Daniel and Abby had frozen, faces turned sharply towards the house. “Hey,” I said, pushing the door open and going out onto the patio. My heart was pounding. “I changed my mind: I’m not sleepy. Are you guys staying up?”
“No,” Abby said. “I’m going to bed.” She swung her feet off Daniel’s lap and brushed past me, into the house. A moment later I heard her running up the stairs, not bothering to skip the creaky one.
I went over to Daniel and sat down on the patio beside his legs, with my back up against the swing seat. Somehow I didn’t want to sit next to him; it would have felt crude, too much like demanding confidences. After a moment he reached out one hand and set it, lightly, on top of my head. His hand was so big that it cupped my skull like a child’s. “Well,” he said quietly, almost to himself.
His glass was on the ground beside him, and I took a sip: whiskey on the rocks, the ice almost melted. “Were you and Abby fighting?” I asked.
“No,” Daniel said. His thumb moved, just a little, across my hair. “Everything’s fine.”
We sat like that for a while. It was a still night, barely a breeze rippling the grass, the moon like an old silver token floating high in the sky. The cool stone of the patio through my pajamas and the toasty smell of Daniel’s unfiltered cigarette felt comforting, safe. I rocked my back just a little against the swing seat, swaying it in a gentle, regular rhythm.
“Smell,” Daniel said softly. “Do you smell that?”
A first faint scent of rosemary drifting over from the herb garden, barely a tint in the air. “Rosemary; that’s for remembrance,” he said. “Soon we’ll have thyme and lemon balm, and mint and tansy, and something that I think must be hyssop—it’s hard to tell from the book, during winter. It’ll be a mess this year, of course, but we’ll trim everything back into shape, replant where we need to. Those old photos will be a great help; they’ll give us some idea of the original design, what belongs where. They’re hardy plants, these, chosen for their endurance as well as for their virtue. By next year . . .”
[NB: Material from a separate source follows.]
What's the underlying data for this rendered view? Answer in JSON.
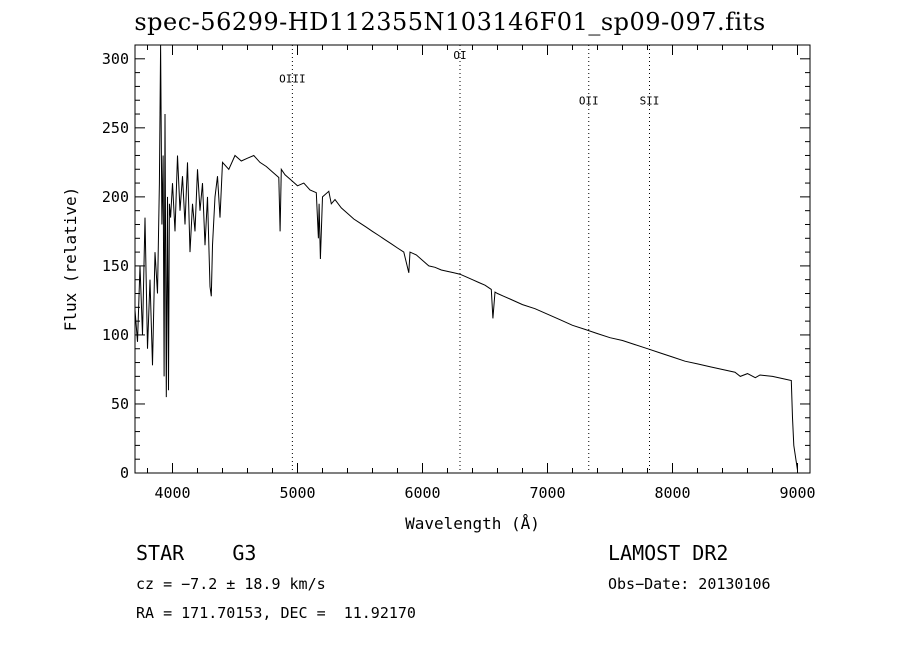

He told me about old herb gardens: how carefully they were arranged to make sure that each plant had everything it needed to flourish, how perfectly they balanced sight and scent and use, practicality and beauty, without ever allowing one to be compromised for another’s sake. Hyssop to loosen chest colds or cure toothaches, he said, chamomile in a poultice to reduce inflammation or in a tea to prevent nightmares; lavender and lemon balm for strewing to make the house smell sweet, rue and burnet in salads. “We’ll have to try that sometime,” he said, “a Shakespearean salad. Tansy tastes like pepper, did you know that? I thought it had died off long ago, it was all brown and brittle, but when I cut right back to the roots, there it was: just a tinge of green. It’ll be all right now. It’s amazing, how stubbornly things survive against incredible odds; how irresistibly strong it is, the drive to live and grow . . .”
The rhythms of his voice washed over me, even and soothing as waves; I barely heard the words. “Time,” I think he said somewhere behind me, or maybe it was “thyme,” I’ve never been sure. “Time works so hard for us, if only we can let it.”